On May 2, 2018, General Neller, referring to Futenma airbase, claimed that “when it was built, there were no people living within several kilometers. Now the cities around Futenma are right up to the fence.”
With this claim, he sought to blame problems associated with Futenma-based aircraft, such as noise, aircraft accidents, and incidents such as a window falling from a helicopter onto a school playground, on Okinawans who have supposedly encroached onto a previously deserted base perimeter.

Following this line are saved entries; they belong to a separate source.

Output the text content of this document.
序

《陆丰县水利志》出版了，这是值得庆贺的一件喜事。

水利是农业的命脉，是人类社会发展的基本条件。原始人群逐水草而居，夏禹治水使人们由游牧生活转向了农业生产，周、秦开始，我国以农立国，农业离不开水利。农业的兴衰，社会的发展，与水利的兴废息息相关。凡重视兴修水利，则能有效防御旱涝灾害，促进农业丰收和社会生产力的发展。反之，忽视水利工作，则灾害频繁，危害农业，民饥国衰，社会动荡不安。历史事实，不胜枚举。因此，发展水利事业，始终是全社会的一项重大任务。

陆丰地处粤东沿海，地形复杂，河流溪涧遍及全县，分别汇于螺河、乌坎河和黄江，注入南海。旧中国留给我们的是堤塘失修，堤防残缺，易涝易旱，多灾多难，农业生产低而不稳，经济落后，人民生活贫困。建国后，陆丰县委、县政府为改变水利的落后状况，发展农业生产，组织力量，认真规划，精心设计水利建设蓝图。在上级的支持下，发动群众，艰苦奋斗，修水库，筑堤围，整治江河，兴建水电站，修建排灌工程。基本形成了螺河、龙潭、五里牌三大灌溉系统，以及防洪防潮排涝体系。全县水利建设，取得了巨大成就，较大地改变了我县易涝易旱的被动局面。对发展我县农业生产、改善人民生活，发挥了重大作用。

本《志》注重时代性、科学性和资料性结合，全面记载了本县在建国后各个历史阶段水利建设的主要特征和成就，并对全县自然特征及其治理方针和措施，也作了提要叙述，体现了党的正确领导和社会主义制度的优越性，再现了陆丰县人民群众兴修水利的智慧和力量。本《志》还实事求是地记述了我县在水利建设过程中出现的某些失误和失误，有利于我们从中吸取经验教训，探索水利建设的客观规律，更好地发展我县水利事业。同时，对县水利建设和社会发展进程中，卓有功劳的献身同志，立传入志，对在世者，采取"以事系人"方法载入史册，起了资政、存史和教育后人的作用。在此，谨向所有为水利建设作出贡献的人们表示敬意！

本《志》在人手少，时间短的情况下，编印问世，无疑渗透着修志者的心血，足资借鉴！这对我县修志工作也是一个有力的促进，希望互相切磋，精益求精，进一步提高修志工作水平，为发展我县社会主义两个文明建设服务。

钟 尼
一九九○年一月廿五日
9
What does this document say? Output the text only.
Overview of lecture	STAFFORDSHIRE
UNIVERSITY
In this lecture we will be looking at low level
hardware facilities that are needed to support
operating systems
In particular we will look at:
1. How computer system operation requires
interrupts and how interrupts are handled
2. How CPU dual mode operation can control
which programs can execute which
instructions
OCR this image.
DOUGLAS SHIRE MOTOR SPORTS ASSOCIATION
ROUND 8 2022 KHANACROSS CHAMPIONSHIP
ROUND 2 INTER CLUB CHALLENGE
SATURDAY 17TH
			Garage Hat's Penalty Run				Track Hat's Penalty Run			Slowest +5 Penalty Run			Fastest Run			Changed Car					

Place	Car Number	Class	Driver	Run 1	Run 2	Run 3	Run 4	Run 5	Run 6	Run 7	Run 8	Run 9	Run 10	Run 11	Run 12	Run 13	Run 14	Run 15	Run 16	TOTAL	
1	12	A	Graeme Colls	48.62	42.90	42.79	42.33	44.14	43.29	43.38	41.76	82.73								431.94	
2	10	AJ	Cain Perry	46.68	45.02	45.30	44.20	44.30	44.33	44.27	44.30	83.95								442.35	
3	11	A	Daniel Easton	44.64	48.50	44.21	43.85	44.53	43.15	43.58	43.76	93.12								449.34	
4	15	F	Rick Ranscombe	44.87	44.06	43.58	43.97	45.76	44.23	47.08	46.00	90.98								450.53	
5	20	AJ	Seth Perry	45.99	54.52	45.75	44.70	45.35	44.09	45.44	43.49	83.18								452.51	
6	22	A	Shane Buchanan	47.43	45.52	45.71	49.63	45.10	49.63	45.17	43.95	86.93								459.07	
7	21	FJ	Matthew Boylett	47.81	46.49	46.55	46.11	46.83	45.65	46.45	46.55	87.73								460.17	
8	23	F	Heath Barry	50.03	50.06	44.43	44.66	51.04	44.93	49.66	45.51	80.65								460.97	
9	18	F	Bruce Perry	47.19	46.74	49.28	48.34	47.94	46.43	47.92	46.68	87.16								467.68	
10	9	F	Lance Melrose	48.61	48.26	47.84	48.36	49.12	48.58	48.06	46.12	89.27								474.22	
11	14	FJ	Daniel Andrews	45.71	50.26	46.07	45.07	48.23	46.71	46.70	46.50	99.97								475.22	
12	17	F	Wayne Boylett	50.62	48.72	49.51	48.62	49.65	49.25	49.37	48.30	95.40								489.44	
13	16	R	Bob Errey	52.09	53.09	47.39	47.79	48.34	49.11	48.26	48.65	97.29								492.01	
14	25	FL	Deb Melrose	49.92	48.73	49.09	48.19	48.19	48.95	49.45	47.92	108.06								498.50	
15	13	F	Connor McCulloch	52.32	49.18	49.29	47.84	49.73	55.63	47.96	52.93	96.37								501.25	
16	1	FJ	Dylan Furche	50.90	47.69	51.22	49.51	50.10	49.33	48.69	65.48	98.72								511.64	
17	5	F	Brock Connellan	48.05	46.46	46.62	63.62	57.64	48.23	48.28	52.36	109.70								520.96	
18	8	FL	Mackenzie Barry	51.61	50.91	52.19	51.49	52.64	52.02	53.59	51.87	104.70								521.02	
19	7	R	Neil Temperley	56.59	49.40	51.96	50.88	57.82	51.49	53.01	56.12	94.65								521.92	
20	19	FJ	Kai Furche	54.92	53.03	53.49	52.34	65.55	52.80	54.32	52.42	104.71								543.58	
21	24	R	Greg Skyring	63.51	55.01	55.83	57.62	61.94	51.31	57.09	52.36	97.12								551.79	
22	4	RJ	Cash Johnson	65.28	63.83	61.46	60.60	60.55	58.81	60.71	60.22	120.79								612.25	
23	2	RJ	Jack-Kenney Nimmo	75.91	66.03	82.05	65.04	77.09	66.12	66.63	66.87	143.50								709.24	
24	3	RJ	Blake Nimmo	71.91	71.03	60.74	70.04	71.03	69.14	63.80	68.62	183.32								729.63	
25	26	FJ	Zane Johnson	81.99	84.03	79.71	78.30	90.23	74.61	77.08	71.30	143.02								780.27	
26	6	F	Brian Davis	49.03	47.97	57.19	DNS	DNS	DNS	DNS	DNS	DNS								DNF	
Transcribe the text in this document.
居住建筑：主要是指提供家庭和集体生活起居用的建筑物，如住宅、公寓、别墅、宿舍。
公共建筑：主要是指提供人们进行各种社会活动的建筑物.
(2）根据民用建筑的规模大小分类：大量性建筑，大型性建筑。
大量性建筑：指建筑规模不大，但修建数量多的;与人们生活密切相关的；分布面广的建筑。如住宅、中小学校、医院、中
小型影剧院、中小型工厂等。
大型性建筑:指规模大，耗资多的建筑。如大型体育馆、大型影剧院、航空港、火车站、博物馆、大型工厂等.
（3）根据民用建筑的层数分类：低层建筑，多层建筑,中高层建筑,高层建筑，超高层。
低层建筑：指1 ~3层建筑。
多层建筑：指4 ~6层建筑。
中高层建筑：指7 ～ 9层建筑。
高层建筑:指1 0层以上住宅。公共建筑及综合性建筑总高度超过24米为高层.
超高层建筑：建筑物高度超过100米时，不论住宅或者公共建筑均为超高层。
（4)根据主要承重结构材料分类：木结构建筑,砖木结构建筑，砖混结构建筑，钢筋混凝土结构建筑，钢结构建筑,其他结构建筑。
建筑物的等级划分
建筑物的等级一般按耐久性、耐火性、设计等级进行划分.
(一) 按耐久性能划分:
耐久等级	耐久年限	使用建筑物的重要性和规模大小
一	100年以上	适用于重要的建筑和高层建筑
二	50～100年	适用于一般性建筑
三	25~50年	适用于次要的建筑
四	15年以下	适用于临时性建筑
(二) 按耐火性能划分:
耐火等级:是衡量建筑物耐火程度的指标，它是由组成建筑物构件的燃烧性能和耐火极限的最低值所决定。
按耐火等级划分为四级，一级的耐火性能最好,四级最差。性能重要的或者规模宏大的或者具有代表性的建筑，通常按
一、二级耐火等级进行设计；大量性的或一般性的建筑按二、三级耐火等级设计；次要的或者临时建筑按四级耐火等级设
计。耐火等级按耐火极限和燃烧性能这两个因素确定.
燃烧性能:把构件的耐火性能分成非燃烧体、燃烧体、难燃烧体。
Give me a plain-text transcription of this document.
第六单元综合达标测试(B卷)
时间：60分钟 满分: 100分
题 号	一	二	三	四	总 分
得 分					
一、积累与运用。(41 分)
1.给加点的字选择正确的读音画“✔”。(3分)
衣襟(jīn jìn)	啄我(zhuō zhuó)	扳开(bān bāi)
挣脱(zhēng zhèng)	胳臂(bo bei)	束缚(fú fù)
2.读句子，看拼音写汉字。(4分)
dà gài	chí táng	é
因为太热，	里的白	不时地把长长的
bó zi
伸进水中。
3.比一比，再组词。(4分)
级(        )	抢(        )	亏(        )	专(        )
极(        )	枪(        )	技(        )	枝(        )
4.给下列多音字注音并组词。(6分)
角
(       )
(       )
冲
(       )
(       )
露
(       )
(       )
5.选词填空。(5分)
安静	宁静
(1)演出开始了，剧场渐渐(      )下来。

General Neller’s statement was false. As the Asahi Shinbun noted, “the Futenma airbase was built on land seized by the US military from local residents. A local government building, a school and private residences used to stand on the land.” They added, “The graves of local residents’ ancestors can still be seen within the base compound.”
The Ginowan City Council unanimously passed a resolution declaring that Neller’s assertion reflected “a lack of understanding about the history of Okinawa,” and called on him to retract it. Even then-Defense Minister Itsunori Onodera repudiated Neller’s statement.
This is more than an issue for Okinawa and Japan. Shirking responsibility for safety lapses, which endanger US military personnel as well as locals, is not conducive to preventing further lapses; nor does distorting the truth set a good example for those serving under General Neller.
And as the controversy over the construction of a “Futenma Replacement Facility” at Henoko shows, it can be risky for the United States to ignore Okinawan public opinion, which has not forgotten the very mixed history of US involvement with their homeland.
For these reasons and more, nearly 2,500 people have signed a petition, which I originated, urging General Neller to retract his misstatement. Many of them hope that Neller will do the right thing. At the very least, he should be asked to publicly defend the statement.